Spliceosomal introns often reside in eukaryotic protein-coding genes. Within the intron, a 3' splice site, 5' splice site, and branch site are required for splicing. The 5' splice site or splice donor site includes an almost invariant sequence GU at the 5' end of the intron, within a larger, less highly conserved consensus region. The 3' splice site or splice acceptor site terminates the intron with an almost invariant AG sequence. Upstream (5'-ward) from the AG there is a region high in pyrimidines (C and U), or polypyrimidine tract. Upstream from the polypyrimidine tract is the branch point, which includes an adenine nucleotide. Point mutations in the underlying DNA or errors during transcription can activate a "cryptic splice site" in part of the transcript that usually is not spliced. This results in a mature messenger RNA with a missing section of an exon. In this way a point mutation, which usually only affects a single amino acid, can manifest as a deletion in the final protein.
Some introns, such as the Group I and Group II introns, after transcription possess ribozyme activity, enabling them to catalyze their own splicing out of a primary RNA transcript. These introns are thus self splicing introns and are relatively rare compared to spliceosomal introns. This self-splicing activity was discovered by Thomas Cech, who shared the 1989 Nobel Prize in Chemistry with Sidney Altman for the discovery of the catalytic properties of RNA.
Intron evolution: There are two competing theories that offer alternative scenarios for the origin and early evolution of spliceosomal introns. Other classes of introns such as self-splicing and tRNA introns are not subject to much debate, but see for the former. These are popularly referred to as the Introns-Early (IE) and the Introns-Late (IL) views.
The IE model, championed by Walter Gilbert, proposes that introns are extremely old and numerously present in the earliest ancestors of prokaryotes and eukaryotes (the progenote). In this model, introns were subsequently lost from prokaryotic organisms, allowing them to attain growth efficiency. A central prediction of this theory is that the early introns were mediators that facilitated the recombination of exons that represented the protein domains. This model cannot account for some observed positional variation of introns shared among related genes.
The IL model proposes that introns were recently inserted into originally intron-less contiguous genes after the divergence of eukaryotes and prokaryotes. In this model, introns probably originated from transposable elements. This model is based on the observation that the spliceosomal introns are restricted to eukaryotes alone. However, there is considerable debate over the presence of introns in the early prokaryote-eukaryote ancestors and the subsequent intron loss-gain during eukaryotic evolution.
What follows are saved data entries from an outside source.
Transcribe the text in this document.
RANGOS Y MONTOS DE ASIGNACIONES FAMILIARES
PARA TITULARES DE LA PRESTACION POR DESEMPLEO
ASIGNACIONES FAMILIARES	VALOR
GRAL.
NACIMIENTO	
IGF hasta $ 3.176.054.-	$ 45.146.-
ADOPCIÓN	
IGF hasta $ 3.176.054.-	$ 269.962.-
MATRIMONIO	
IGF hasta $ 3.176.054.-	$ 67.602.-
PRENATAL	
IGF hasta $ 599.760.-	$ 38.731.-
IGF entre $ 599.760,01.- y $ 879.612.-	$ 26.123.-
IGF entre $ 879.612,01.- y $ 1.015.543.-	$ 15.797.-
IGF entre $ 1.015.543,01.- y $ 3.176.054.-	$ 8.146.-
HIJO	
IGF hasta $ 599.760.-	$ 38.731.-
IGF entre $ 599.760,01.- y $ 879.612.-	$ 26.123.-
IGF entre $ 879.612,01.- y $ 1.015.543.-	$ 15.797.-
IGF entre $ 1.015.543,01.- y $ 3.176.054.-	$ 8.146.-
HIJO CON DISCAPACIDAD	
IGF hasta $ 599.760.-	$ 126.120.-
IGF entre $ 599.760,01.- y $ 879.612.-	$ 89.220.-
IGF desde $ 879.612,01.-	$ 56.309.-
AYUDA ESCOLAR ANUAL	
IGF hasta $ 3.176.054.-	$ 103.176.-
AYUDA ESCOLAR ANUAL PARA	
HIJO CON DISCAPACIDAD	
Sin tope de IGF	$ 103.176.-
The evolution of introns and of the intron-exon structure may be largely independent of the evolution of coding-sequences.
The minor spliceosome is a ribonucleoprotein complex that catalyses the removal (splicing) of an atypical class of spliceosomal introns (U12-type) from eukaryotic messenger RNAs in plant, insects, vertebrates and some fungi (Rhizopus oryzae). This process is called noncanonical splicing, as opposed to U2-dependent canonical splicing. U12-type introns represent less than 1% of all introns in human cells. However they are found in genes performing essential cellular functions.